Le manovre indecorose sul caso Eni che non interessano a nessuno
La procura di Milano tentò di condizionare la sentenza sulla società petrolifera (poi finita con un'assoluzione). Ma né il Csm né il Parlamento se ne curano
Non potendo contare su prove a sostegno dell’accusa rivolta a Eni di aver compiuto una corruzione internazionale in Nigeria da oltre un miliardo di dollari (processo concluso con l’assoluzione di tutti gli imputati), la procura di Milano tentò, non riuscendovi, di far saltare il banco accusando il collegio giudicante di non essere imparziale, attraverso le dichiarazioni – non riscontrate – di un pluricondannato come Piero Amara. I dettagli del tentativo fallito dei vertici della procura milanese emergono dalla sentenza con cui il gup di Brescia ha assolto il pm milanese Paolo Storari dall’accusa di rivelazione di segreto d’ufficio, per aver consegnato nell’aprile 2020 all’allora consigliere del Csm Piercamillo Davigo i verbali secretati degli interrogatori resi dall’avvocato Amara sulla fantomatica “loggia Ungheria”.

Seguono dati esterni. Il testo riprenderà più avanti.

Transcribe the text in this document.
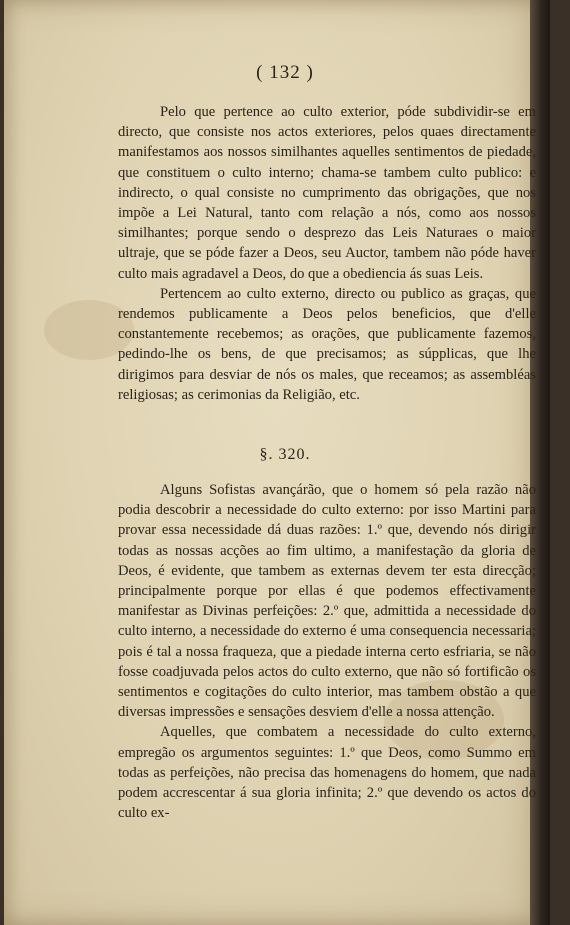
( 132 )

Pelo que pertence ao culto exterior, póde subdividir-se em directo, que consiste nos actos exteriores, pelos quaes directamente manifestamos aos nossos similhantes aquelles sentimentos de piedade, que constituem o culto interno; chama-se tambem culto publico: e indirecto, o qual consiste no cumprimento das obrigações, que nos impõe a Lei Natural, tanto com relação a nós, como aos nossos similhantes; porque sendo o desprezo das Leis Naturaes o maior ultraje, que se póde fazer a Deos, seu Auctor, tambem não póde haver culto mais agradavel a Deos, do que a obediencia ás suas Leis.

Pertencem ao culto externo, directo ou publico as graças, que rendemos publicamente a Deos pelos beneficios, que d'elle constantemente recebemos; as orações, que publicamente fazemos, pedindo-lhe os bens, de que precisamos; as súpplicas, que lhe dirigimos para desviar de nós os males, que receamos; as assembléas religiosas; as cerimonias da Religião, etc.

§. 320.

Alguns Sofistas avançárão, que o homem só pela razão não podia descobrir a necessidade do culto externo: por isso Martini para provar essa necessidade dá duas razões: 1.º que, devendo nós dirigir todas as nossas acções ao fim ultimo, a manifestação da gloria de Deos, é evidente, que tambem as externas devem ter esta direcção; principalmente porque por ellas é que podemos effectivamente manifestar as Divinas perfeições: 2.º que, admittida a necessidade do culto interno, a necessidade do externo é uma consequencia necessaria; pois é tal a nossa fraqueza, que a piedade interna certo esfriaria, se não fosse coadjuvada pelos actos do culto externo, que não só fortificão os sentimentos e cogitações do culto interior, mas tambem obstão a que diversas impressões e sensações desviem d'elle a nossa attenção.

Aquelles, que combatem a necessidade do culto externo, empregão os argumentos seguintes: 1.º que Deos, como Summo em todas as perfeições, não precisa das homenagens do homem, que nada podem accrescentar á sua gloria infinita; 2.º que devendo os actos do culto ex-
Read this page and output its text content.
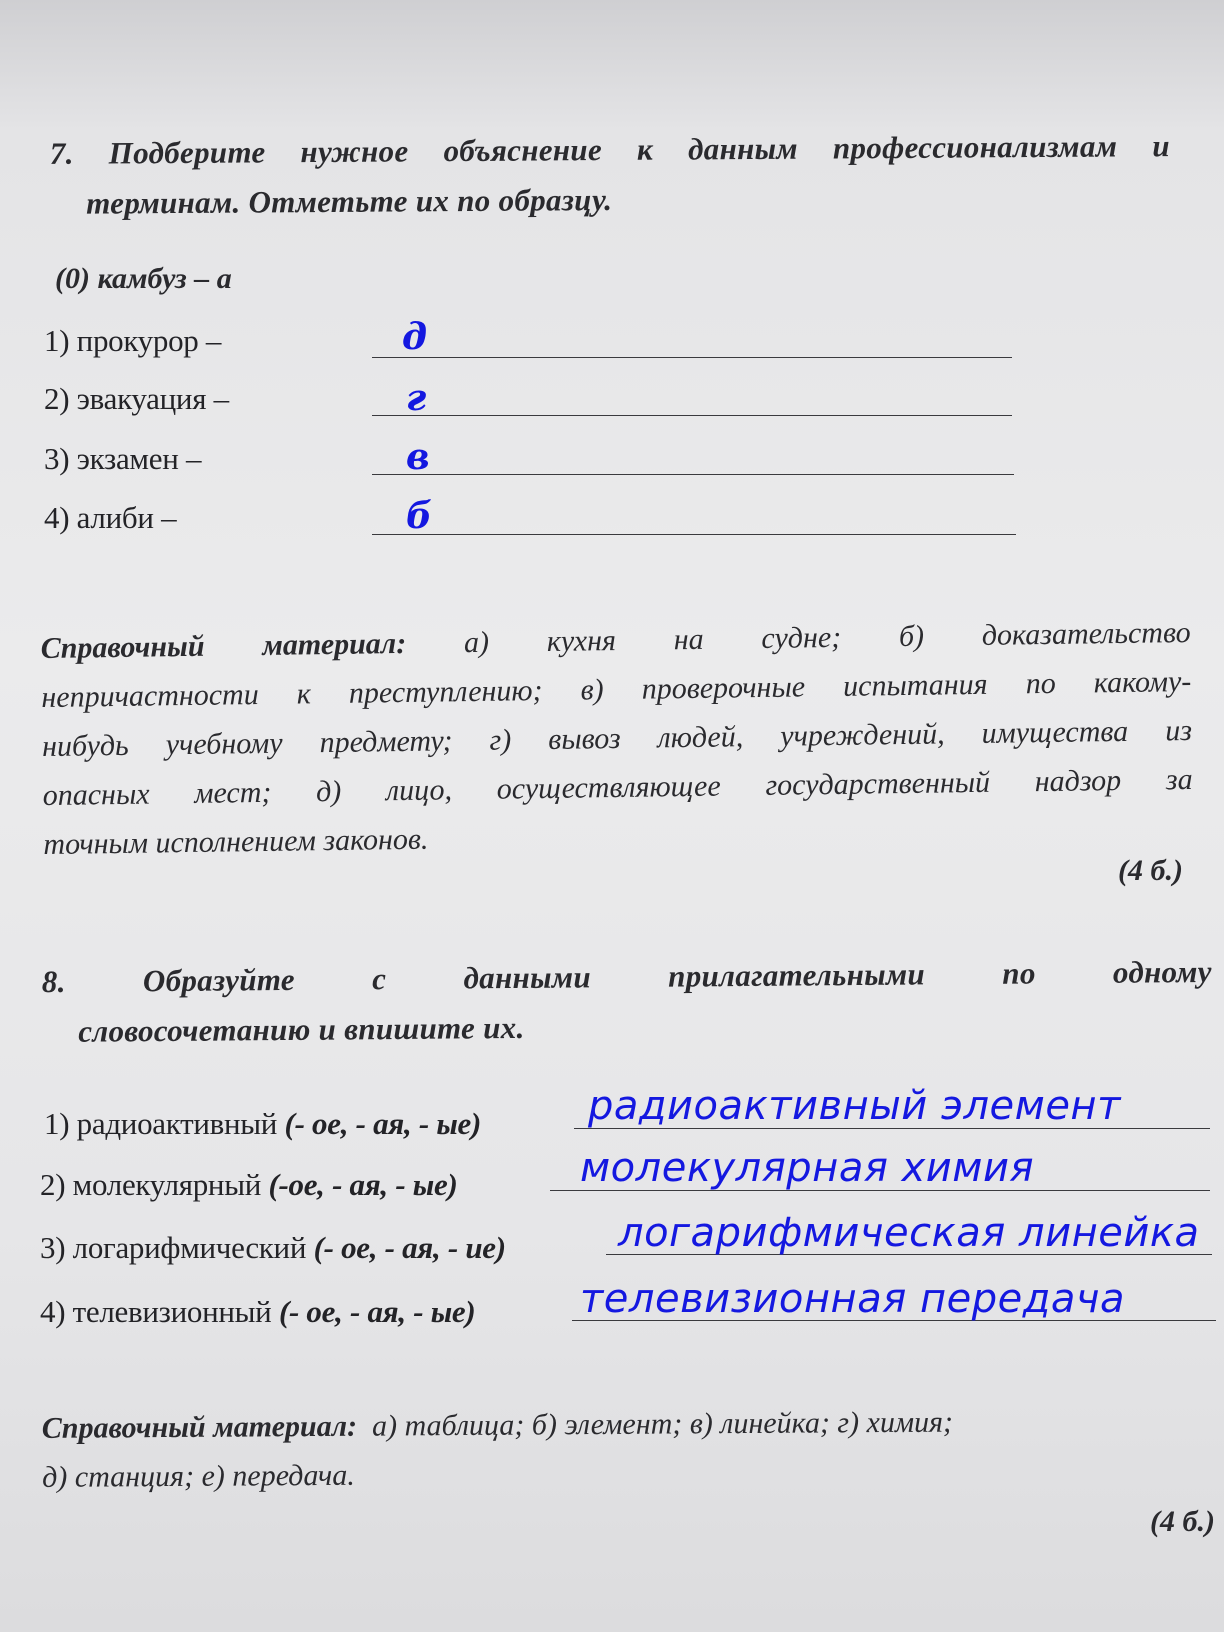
7. Подберите нужное объяснение к данным профессионализмам и
терминам. Отметьте их по образцу.
(0) камбуз – а
1) прокурор –	д
2) эвакуация –	г
3) экзамен –	в
4) алиби –	б
Справочный материал: а) кухня на судне; б) доказательство
непричастности к преступлению; в) проверочные испытания по какому-
нибудь учебному предмету; г) вывоз людей, учреждений, имущества из
опасных мест; д) лицо, осуществляющее государственный надзор за
точным исполнением законов.
(4 б.)
8. Образуйте с данными прилагательными по одному
словосочетанию и впишите их.
1) радиоактивный (- ое, - ая, - ые)	радиоактивный элемент
2) молекулярный (-ое, - ая, - ые)	молекулярная химия
3) логарифмический (- ое, - ая, - ие)	логарифмическая линейка
4) телевизионный (- ое, - ая, - ые)	телевизионная передача
Справочный материал: а) таблица; б) элемент; в) линейка; г) химия;
д) станция; е) передача.
(4 б.)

Abbiamo già evidenziato l’ambiguità delle motivazioni adottate dal giudice per assolvere Storari, che consegnò i verbali a Davigo giustificandosi con l’esigenza di autotutelarsi dall’inerzia a suo dire dei vertici della procura (l’allora capo Francesco Greco e l’aggiunto Laura Pedio). In sostanza, il giudice ha stabilito che Storari commise un errore passando i verbali a Davigo (e non segnalando le presunte irregolarità al comitato di presidenza del Csm, come previsto dalle circolari proprio del Csm), ma l’errore è “scusabile”, in quanto il pm fu indotto a passare le carte da Davigo. Per il giudice bresciano, inoltre, le circolari del Csm risultano pure di non chiara interpretazione. Al di là della vicenda della consegna dei verbali, però, nessuno sembra aver posto l’attenzione su alcuni passaggi dell’assoluzione di Storari che rivelano i veleni emersi nella procura milanese (e tra la procura e il tribunale) attorno al processo Eni-Nigeria, finito con l’assoluzione di tutti gli imputati da parte del collegio giudicante presieduto da Marco Tremolada.

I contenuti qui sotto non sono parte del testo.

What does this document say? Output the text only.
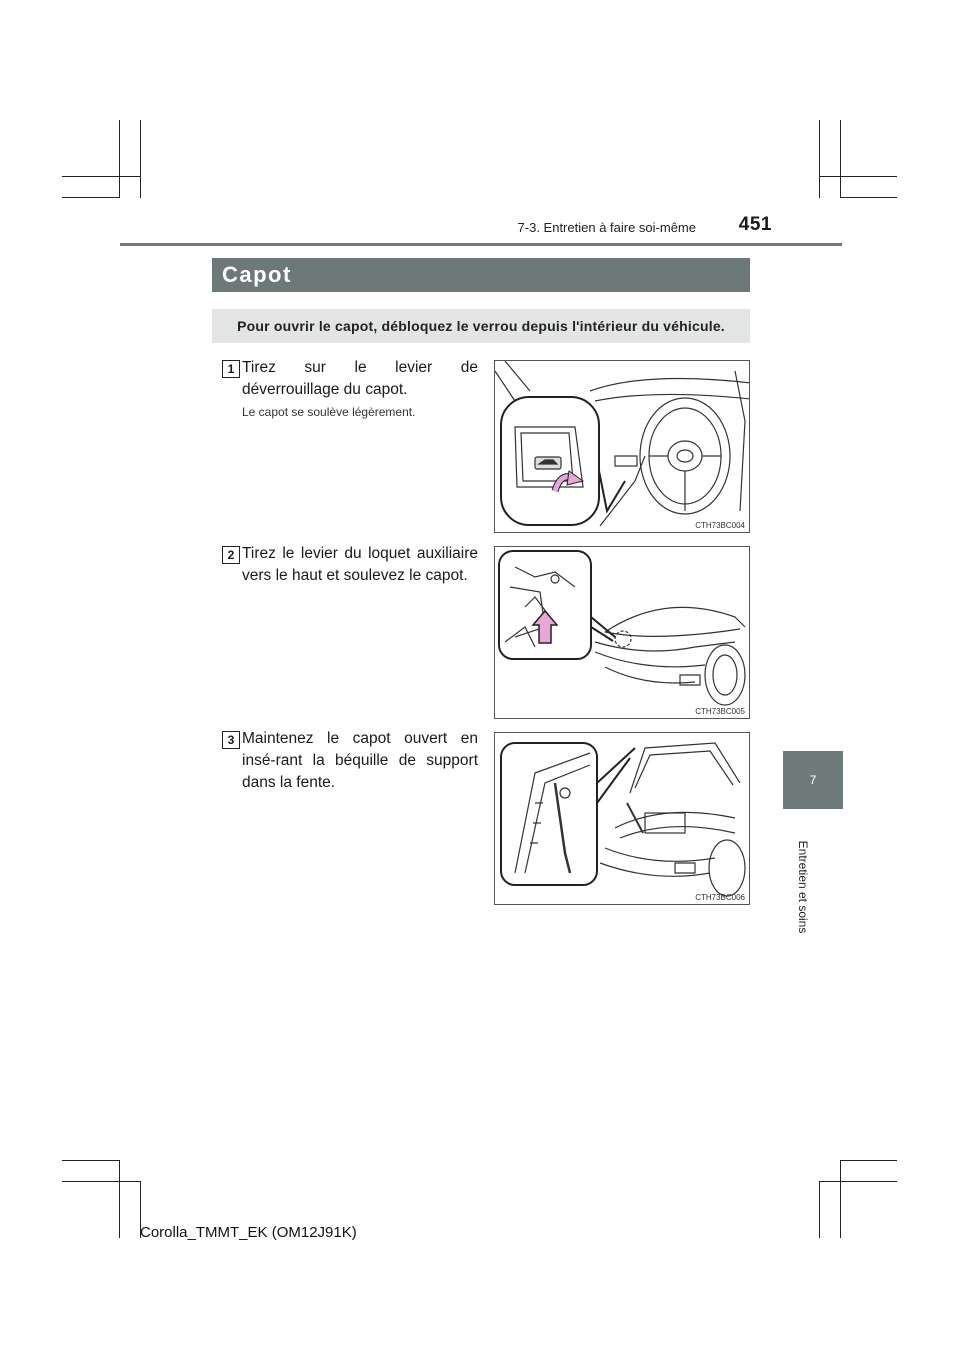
7-3. Entretien à faire soi-même	451
Capot
Pour ouvrir le capot, débloquez le verrou depuis l'intérieur du véhicule.
1 Tirez sur le levier de déverrouillage du capot.
Le capot se soulève légèrement.
CTH73BC004
2 Tirez le levier du loquet auxiliaire vers le haut et soulevez le capot.
CTH73BC005
3 Maintenez le capot ouvert en insé-rant la béquille de support dans la fente.
CTH73BC006
7
Entretien et soins
Corolla_TMMT_EK (OM12J91K)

In un interrogatorio ai pm bresciani, Storari racconta di aver partecipato a una riunione con Greco, Pedio e i due pm titolari del processo, Fabio De Pasquale e Sergio Spadaro. In quell’occasione De Pasquale e Spadaro chiesero a Storari la trasmissione dei verbali di Amara, la cui attendibilità era ancora tutta da verificare: “Dissero che bisognava far astenere Tremolada perché aveva un atteggiamento di appiattimento sulle difese e mi diedero del ‘corporativo’ nel senso che volevo difendere il collega Tremolada”. A fine gennaio 2020, in pieno dibattimento del processo Eni e nonostante la contrarietà di Storari, Greco e Pedio trasmisero le dichiarazioni di Amara su Tremolada ai colleghi di Brescia (competenti sui magistrati di Milano), i quali aprirono un’inchiesta, poi archiviata in virtù dell’inattendibilità di Amara.

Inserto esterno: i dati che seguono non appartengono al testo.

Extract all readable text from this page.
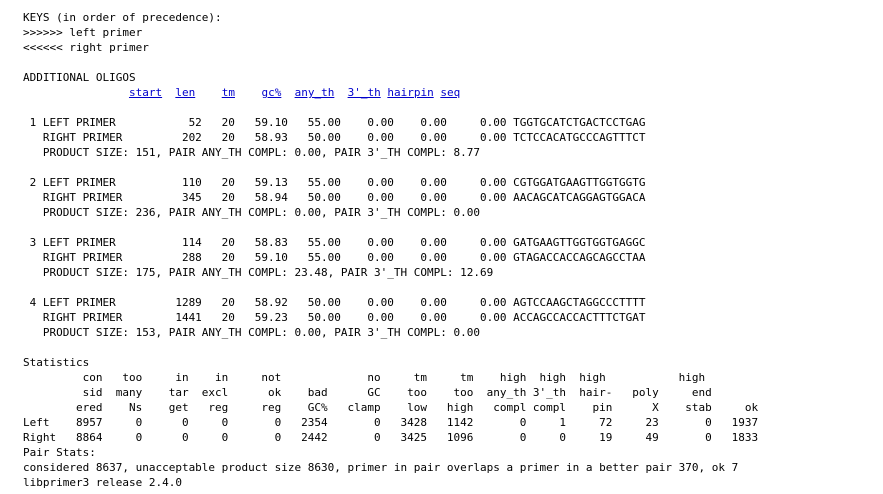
KEYS (in order of precedence):
>>>>>> left primer
<<<<<< right primer
ADDITIONAL OLIGOS
start len tm gc% any_th 3'_th hairpin seq
1 LEFT PRIMER           52   20   59.10   55.00    0.00    0.00     0.00 TGGTGCATCTGACTCCTGAG
RIGHT PRIMER         202   20   58.93   50.00    0.00    0.00     0.00 TCTCCACATGCCCAGTTTCT
PRODUCT SIZE: 151, PAIR ANY_TH COMPL: 0.00, PAIR 3'_TH COMPL: 8.77
2 LEFT PRIMER          110   20   59.13   55.00    0.00    0.00     0.00 CGTGGATGAAGTTGGTGGTG
RIGHT PRIMER         345   20   58.94   50.00    0.00    0.00     0.00 AACAGCATCAGGAGTGGACA
PRODUCT SIZE: 236, PAIR ANY_TH COMPL: 0.00, PAIR 3'_TH COMPL: 0.00
3 LEFT PRIMER          114   20   58.83   55.00    0.00    0.00     0.00 GATGAAGTTGGTGGTGAGGC
RIGHT PRIMER         288   20   59.10   55.00    0.00    0.00     0.00 GTAGACCACCAGCAGCCTAA
PRODUCT SIZE: 175, PAIR ANY_TH COMPL: 23.48, PAIR 3'_TH COMPL: 12.69
4 LEFT PRIMER         1289   20   58.92   50.00    0.00    0.00     0.00 AGTCCAAGCTAGGCCCTTTT
RIGHT PRIMER        1441   20   59.23   50.00    0.00    0.00     0.00 ACCAGCCACCACTTTCTGAT
PRODUCT SIZE: 153, PAIR ANY_TH COMPL: 0.00, PAIR 3'_TH COMPL: 0.00
Statistics
con   too     in    in     not             no     tm     tm    high  high  high           high
sid  many    tar  excl      ok    bad      GC    too    too  any_th 3'_th  hair-   poly     end
ered    Ns    get   reg     reg    GC%   clamp    low   high   compl compl    pin      X    stab     ok
Left    8957     0      0     0       0   2354       0   3428   1142       0     1     72     23       0   1937
Right   8864     0      0     0       0   2442       0   3425   1096       0     0     19     49       0   1833
Pair Stats:
considered 8637, unacceptable product size 8630, primer in pair overlaps a primer in a better pair 370, ok 7
libprimer3 release 2.4.0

De Pasquale e Spadaro invece chiesero, senza successo, di ascoltare in aula Amara sulle presunte interferenze di Eni sul collegio giudicante. Un atto gravissimo, poi censurato anche dallo stesso tribunale, che accusò la procura di aver tentato di mettere in dubbio “il carattere di terzietà” del collegio di giudici. Di recente i giudici bresciani hanno scagionato Greco dall’accusa di aver ritardato le indagini sulla loggia Ungheria e a breve lo stesso dovrebbe accadere anche per Pedio. Il tentativo indecoroso con cui la procura milanese cercò di condizionare la sentenza sul caso Eni-Nigeria sembra invece non interessare: né al Csm né in Parlamento.